In Italia, nell'ultimo decennio, tra il 2014 e il 2024, le denunce di malattie professionali hanno registrato un incremento del 54%. I casi sono passati da 57 mila a oltre 88 mila. Questo aumento è particolarmente evidente per i disturbi legati a stress, ansia e problemi del sonno tra i lavoratori. Questi dati provengono da un rapporto che analizza la salute e il benessere nella trasformazione del lavoro, evidenziando l'evoluzione dei rischi e le nuove sfide.

L'indagine rivela che nove lavoratori su dieci dichiarano di tornare a casa esausti dopo la giornata lavorativa.

Oltre l'82% si sente stressato e quasi uno su due soffre di disturbi del sonno. La profonda trasformazione dell'organizzazione del lavoro, caratterizzata da ritmi intensi, reperibilità continua, pressione sui risultati e difficoltà di conciliazione tra vita privata e professionale, sta modificando i fattori di rischio. Questi cambiamenti incidono sulla salute mentale e fisica, con un incremento di affaticamento mentale, carenza di riposo e pressione continua che riducono attenzione e capacità di reazione.

L'impatto sugli incidenti e la sicurezza

L'affaticamento mentale e la pressione costante contribuiscono all'aumento degli incidenti sul lavoro. In particolare, si è osservato un incremento del 3,2% nel 2025 per gli incidenti nel tragitto casa-lavoro, che oggi rappresentano il 27% dei casi mortali.

La trasformazione del lavoro ha un impatto diretto sulla sicurezza e sul benessere dei lavoratori, rendendo cruciale un monitoraggio costante dell'evoluzione dei rischi.

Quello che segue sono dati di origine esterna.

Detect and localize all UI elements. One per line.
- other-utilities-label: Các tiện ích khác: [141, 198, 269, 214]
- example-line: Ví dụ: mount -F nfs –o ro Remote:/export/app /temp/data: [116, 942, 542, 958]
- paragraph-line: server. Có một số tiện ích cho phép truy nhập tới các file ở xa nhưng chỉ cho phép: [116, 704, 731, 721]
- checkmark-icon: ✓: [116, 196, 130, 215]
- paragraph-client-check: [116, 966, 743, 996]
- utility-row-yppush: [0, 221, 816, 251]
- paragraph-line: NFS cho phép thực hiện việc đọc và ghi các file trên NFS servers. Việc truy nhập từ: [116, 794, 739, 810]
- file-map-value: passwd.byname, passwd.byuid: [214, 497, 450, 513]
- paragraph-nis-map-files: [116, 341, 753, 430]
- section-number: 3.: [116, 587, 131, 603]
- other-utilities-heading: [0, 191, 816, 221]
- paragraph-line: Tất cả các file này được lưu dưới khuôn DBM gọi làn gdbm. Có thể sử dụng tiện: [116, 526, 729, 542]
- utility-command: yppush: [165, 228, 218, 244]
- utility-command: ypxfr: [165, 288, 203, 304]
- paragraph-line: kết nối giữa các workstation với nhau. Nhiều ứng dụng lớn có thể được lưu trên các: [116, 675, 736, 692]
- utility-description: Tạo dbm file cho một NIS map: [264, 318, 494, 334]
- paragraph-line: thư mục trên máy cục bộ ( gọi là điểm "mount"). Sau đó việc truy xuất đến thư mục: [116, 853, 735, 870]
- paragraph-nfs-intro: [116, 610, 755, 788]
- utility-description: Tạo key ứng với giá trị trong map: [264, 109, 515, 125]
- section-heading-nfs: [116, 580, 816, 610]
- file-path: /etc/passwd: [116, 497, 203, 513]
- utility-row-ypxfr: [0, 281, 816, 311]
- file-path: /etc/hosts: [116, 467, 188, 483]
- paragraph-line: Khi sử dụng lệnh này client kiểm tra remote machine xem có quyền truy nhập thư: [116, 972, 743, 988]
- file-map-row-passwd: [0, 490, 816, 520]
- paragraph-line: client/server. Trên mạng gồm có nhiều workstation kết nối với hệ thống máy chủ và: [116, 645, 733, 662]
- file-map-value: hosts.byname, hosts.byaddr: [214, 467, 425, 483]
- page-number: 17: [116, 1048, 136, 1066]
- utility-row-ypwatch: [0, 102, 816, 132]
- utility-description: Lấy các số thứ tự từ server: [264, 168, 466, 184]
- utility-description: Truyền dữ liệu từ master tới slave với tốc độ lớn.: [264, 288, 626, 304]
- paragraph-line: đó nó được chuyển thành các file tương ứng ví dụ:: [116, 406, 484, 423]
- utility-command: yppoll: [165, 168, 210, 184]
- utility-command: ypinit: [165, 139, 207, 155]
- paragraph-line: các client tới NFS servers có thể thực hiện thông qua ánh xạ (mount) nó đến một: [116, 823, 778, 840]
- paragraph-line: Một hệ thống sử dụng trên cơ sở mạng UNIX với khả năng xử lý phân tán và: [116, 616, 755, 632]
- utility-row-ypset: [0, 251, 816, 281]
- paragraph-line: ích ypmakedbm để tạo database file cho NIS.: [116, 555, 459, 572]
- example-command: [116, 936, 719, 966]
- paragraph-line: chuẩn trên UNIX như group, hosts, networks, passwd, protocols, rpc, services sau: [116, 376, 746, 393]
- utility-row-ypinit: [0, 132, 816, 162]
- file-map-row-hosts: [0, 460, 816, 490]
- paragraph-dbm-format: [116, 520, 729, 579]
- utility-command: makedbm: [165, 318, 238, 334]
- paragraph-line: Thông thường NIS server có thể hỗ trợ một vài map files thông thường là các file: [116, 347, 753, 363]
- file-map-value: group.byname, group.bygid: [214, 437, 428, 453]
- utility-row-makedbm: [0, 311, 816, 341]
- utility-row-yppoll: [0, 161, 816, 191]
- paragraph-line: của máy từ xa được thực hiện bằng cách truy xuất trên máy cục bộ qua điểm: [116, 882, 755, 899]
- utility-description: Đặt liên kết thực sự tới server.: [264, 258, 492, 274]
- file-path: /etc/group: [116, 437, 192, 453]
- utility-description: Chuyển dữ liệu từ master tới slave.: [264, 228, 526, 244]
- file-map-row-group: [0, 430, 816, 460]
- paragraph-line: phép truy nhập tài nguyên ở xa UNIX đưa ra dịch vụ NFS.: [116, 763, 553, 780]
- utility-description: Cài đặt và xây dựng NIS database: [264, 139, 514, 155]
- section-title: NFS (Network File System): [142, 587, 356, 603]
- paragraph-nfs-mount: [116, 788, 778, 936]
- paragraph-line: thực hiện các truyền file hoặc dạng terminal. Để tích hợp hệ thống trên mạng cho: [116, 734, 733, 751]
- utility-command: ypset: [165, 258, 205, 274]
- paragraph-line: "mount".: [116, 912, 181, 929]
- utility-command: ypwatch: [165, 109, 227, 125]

Il ruolo di Inail nella prevenzione e tutela

L'Inail, l'Istituto Nazionale per l'Assicurazione contro gli Infortuni sul Lavoro, è l'ente pubblico italiano preposto alla tutela dei lavoratori. L'istituto si occupa di prevenzione, assicurazione e riabilitazione, fornendo dati ufficiali sull'andamento degli infortuni e delle malattie professionali. Inail raccoglie e analizza le denunce, promuovendo iniziative per migliorare la sicurezza nei luoghi di lavoro.